Roger de Vlaminck winning the 1979 edition making it three victories for the Belgian.
With the names of sprinters such as Merckx, Kelly, Zabel, Friere, Cipollini, Kristoff, Cavendish, Degenkolb and Gerrans on the list of winners, yes, Milan-San Remo is a “sprinters’ classic,” but that certainly doesn’t mean it’s always won by a sprinter. Take, for example, Moser, Saronni, Fignon, Tchmil, Colombo, Cancellara or Kwiatkowski.
The effort the riders have to put in in order to get over the climbs before the finish, not to mention the distance at such an early stage of the season, is often forgotten, but both factors take their toll and influence the outcome.
Heinrich Haussler was second to Mark Cavendish by a heartbreaking 3 centimeters.
RIDER WITH MOST WINS
The record for most victories is held by Eddy Merckx, who won Milan-San Remo an incredible seven times between 1966 and 1976 — the first when he was just 20 years old.
THE FASTEST EDITION
The 1990 edition of Milan-San Remo, won by Gianni Bugno, remains the fastest ever, at 45.802 kilometers per hour.
The current route features four key climbs that offer a platform for attacks: the Passo del Turchino, followed by the Tre Capi (Capo Mele, Capo Cervo and Capo Berta) and then the Cipressa and finally the Poggio before the famous run-in to San Remo and Via Roma.
PASSO DEL TURCHINO
The race opens with a long 143-kilometer stretch on flat roads before the riders cross the Passo del Turchino — a long and easy climb — to reach the Mediterranean.
Average gradient: 1.5 per cent
The route continues on flat roads to the Tre Capi — Capo Mele, Capo Cervo and Capo Berta. The trio provide the perfect warm-up for the final climbs, the Cipressa and Poggio.
Capo Mele (2.5km at 5.2% average gradient)
Capo Cervo (2.5km at 4.1% average gradient)
Capo Berta (3km at 4.3% average gradient)
The Cipressa is about 6 kilometers long with an average gradient of 4 percent; the steepest section, of 9 percent, comes a little over halfway up.

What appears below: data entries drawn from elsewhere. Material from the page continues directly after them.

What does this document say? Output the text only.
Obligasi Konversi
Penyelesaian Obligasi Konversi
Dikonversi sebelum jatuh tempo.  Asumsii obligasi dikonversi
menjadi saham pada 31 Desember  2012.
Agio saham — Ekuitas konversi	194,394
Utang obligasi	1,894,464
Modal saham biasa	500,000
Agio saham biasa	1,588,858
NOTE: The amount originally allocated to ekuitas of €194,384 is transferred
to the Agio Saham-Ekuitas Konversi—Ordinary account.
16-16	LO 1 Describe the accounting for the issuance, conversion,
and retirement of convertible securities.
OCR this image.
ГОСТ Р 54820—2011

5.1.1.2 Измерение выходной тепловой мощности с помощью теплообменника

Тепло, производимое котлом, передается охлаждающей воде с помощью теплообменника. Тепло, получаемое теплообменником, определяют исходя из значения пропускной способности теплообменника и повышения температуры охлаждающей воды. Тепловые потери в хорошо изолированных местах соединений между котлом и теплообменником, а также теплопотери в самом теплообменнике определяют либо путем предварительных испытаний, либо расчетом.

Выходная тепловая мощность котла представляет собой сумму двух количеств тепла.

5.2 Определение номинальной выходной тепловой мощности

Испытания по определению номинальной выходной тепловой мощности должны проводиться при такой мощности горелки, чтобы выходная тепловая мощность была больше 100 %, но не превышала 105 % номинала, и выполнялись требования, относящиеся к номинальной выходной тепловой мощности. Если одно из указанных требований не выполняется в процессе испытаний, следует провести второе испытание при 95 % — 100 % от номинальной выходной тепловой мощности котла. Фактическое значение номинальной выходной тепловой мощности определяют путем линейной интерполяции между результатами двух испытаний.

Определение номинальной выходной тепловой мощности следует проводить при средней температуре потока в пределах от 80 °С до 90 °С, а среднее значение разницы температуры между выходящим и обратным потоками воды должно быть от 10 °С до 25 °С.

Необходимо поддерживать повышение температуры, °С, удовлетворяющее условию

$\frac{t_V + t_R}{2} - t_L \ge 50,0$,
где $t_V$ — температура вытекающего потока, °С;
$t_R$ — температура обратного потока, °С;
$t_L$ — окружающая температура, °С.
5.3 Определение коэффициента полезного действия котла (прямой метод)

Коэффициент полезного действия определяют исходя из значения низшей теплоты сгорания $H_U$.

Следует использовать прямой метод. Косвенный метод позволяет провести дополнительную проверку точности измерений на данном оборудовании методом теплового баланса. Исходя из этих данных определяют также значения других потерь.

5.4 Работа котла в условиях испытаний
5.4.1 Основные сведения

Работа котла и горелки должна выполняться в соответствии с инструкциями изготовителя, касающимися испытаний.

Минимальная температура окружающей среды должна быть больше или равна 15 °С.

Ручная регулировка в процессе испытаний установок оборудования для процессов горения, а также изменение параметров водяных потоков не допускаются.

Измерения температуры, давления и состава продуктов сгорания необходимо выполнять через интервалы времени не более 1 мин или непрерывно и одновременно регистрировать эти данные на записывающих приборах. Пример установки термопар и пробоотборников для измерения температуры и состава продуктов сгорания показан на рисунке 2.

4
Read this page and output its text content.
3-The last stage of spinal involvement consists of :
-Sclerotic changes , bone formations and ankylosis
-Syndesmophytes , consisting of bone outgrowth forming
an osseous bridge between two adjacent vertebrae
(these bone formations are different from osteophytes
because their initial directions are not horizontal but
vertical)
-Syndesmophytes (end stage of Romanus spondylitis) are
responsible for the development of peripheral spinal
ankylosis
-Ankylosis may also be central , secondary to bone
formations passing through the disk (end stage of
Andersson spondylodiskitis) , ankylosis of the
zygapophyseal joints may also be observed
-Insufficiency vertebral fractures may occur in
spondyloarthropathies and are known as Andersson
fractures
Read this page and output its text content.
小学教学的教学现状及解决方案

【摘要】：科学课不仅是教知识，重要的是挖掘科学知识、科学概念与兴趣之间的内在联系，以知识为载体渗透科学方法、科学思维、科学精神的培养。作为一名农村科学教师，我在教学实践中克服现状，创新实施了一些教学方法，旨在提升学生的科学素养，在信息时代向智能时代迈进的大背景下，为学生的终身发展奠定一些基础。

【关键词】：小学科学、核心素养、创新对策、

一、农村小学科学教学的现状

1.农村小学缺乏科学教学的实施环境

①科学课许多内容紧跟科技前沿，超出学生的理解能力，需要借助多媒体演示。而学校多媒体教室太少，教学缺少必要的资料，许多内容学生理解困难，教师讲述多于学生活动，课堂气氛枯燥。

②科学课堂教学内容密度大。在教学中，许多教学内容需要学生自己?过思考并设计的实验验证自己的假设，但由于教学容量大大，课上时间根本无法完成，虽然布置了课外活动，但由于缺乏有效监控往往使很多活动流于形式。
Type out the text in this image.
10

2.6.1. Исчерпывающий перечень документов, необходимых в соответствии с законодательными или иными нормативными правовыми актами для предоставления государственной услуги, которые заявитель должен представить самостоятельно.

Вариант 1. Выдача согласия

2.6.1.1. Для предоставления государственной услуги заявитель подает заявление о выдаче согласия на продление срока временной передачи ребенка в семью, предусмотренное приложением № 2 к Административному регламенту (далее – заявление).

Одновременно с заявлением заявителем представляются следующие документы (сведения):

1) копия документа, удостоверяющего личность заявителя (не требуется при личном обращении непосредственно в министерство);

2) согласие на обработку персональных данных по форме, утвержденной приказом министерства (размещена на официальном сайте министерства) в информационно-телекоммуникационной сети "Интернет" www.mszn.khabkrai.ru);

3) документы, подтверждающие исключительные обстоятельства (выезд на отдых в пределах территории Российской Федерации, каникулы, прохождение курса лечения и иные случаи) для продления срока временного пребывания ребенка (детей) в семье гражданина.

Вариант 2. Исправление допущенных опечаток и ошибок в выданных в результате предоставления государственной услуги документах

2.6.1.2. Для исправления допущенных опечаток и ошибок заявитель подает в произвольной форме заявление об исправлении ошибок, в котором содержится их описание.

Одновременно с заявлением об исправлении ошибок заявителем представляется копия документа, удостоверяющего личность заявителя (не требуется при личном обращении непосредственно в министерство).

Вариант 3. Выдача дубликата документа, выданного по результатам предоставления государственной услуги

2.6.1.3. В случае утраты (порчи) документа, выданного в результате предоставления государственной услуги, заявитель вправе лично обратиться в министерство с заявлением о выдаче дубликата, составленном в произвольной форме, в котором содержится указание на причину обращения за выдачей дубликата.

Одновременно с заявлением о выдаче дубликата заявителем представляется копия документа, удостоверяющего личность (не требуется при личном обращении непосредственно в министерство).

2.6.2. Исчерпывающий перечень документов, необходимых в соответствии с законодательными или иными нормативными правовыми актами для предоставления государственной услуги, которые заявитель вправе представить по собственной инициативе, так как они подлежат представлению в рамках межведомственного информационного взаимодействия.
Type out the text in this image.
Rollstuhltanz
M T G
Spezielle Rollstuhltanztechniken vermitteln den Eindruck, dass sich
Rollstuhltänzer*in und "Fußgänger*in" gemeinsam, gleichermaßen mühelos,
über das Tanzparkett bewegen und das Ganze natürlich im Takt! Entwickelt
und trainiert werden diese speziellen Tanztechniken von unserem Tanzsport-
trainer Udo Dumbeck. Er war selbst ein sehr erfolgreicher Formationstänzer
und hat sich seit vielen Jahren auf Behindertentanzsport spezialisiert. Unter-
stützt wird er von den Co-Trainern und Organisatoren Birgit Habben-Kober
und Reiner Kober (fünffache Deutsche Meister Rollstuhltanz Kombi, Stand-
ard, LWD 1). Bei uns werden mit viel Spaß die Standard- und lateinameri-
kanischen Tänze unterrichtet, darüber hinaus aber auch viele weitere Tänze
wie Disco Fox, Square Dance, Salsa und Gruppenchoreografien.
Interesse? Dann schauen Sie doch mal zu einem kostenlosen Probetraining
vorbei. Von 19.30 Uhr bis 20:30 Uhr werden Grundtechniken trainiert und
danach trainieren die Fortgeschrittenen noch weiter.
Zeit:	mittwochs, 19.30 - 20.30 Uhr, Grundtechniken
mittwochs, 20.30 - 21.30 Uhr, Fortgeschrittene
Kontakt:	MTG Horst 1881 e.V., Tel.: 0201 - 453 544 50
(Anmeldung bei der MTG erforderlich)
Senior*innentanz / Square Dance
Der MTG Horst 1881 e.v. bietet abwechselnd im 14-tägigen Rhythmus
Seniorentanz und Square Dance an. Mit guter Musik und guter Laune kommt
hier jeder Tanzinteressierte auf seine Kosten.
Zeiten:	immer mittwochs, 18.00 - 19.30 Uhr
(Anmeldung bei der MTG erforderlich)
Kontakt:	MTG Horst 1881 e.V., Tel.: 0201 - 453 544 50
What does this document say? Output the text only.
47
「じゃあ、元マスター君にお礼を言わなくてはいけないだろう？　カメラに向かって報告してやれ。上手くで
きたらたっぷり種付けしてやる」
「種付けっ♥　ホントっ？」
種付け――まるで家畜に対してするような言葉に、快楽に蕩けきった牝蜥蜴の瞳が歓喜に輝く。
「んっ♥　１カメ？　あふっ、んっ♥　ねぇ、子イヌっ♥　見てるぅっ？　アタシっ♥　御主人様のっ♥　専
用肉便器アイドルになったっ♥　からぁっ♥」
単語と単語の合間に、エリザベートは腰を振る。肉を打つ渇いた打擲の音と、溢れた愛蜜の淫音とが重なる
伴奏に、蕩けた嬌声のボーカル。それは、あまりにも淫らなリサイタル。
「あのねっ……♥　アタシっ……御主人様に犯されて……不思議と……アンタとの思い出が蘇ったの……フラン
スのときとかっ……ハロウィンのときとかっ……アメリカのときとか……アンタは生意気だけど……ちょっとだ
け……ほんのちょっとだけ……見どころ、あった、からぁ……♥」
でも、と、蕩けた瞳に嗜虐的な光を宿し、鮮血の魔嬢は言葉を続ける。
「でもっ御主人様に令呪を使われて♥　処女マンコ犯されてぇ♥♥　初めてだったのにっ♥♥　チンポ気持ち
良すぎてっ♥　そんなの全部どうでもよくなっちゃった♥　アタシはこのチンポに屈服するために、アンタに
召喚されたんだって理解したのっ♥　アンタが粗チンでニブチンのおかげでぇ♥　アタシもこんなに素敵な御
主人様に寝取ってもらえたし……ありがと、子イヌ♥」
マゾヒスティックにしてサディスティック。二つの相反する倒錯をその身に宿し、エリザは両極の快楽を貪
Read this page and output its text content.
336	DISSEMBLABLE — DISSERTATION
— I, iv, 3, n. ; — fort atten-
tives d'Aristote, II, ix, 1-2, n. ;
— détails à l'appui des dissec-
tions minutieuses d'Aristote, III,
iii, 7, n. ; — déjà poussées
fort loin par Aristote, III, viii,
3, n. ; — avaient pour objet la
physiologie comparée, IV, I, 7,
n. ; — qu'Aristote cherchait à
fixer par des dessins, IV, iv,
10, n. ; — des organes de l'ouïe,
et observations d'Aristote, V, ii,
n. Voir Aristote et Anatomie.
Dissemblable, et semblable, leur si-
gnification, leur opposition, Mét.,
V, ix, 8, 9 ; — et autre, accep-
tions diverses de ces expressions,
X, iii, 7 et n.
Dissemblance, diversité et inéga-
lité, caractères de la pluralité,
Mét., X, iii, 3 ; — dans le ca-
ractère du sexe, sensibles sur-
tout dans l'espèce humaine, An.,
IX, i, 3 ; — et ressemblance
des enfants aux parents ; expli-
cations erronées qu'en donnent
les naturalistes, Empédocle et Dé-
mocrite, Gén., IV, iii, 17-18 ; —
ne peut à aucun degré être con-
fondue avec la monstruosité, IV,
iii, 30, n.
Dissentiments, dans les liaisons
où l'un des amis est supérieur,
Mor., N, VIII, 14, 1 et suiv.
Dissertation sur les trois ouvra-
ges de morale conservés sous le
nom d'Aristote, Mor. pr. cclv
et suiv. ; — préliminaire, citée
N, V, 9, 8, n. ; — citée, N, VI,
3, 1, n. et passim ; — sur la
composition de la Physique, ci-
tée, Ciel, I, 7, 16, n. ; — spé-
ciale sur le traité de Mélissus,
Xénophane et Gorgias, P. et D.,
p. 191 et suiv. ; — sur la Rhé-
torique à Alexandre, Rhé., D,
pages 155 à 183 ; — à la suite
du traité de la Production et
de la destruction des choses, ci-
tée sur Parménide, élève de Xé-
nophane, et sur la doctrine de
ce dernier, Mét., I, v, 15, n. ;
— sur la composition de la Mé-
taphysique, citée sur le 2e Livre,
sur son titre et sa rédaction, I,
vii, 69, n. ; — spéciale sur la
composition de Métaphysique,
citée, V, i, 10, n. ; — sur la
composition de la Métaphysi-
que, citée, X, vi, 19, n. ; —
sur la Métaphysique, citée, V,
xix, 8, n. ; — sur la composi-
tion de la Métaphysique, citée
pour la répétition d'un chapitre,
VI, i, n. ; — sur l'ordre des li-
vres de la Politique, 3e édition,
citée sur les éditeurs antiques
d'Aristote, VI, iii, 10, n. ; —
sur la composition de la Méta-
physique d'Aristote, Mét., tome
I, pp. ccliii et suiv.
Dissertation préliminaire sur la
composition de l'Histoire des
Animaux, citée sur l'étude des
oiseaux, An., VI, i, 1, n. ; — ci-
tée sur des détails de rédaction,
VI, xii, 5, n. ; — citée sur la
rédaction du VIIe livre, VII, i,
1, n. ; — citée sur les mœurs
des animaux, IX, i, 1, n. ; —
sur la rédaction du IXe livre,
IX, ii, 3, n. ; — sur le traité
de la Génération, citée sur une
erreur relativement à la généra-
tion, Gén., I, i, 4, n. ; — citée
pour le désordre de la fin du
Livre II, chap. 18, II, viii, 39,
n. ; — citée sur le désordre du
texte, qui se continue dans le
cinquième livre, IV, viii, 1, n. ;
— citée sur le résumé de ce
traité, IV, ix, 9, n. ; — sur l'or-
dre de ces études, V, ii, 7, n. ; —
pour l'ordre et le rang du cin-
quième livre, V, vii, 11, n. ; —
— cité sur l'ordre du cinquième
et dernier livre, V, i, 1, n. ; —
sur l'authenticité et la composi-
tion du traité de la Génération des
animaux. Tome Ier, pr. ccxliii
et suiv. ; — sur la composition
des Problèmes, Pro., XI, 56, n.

It’s a great place for a breakaway, as just over 20 kilometers remain in the race.
Average gradient: 3.9% average gradient
It’s time for fireworks! On to the famous Poggio and the last chance to escape. The climb is just 3.6 kilometers long, with an average gradient of 3.7 percent, but after almost 290 kilometers of racing it takes a huge effort for the bigger riders to get over the top at the front of the group.
In the 2017 edition, Kwiatkowski, Sagan and Alaphilippe succeeded in breaking away from the pack and finished 5 seconds ahead of the chasing peloton on Via Roma. The same thing happened in 2012, when Fabian Cancellara, Simon Gerrans and Vincenzo Nibali managed to get away and Gerrans proved to be best in the sprint.
Average gradient: 3.7% average gradient
Good descenders could go on the attack and drop their rivals while flying through the corners at high speeds on the approach into San Remo.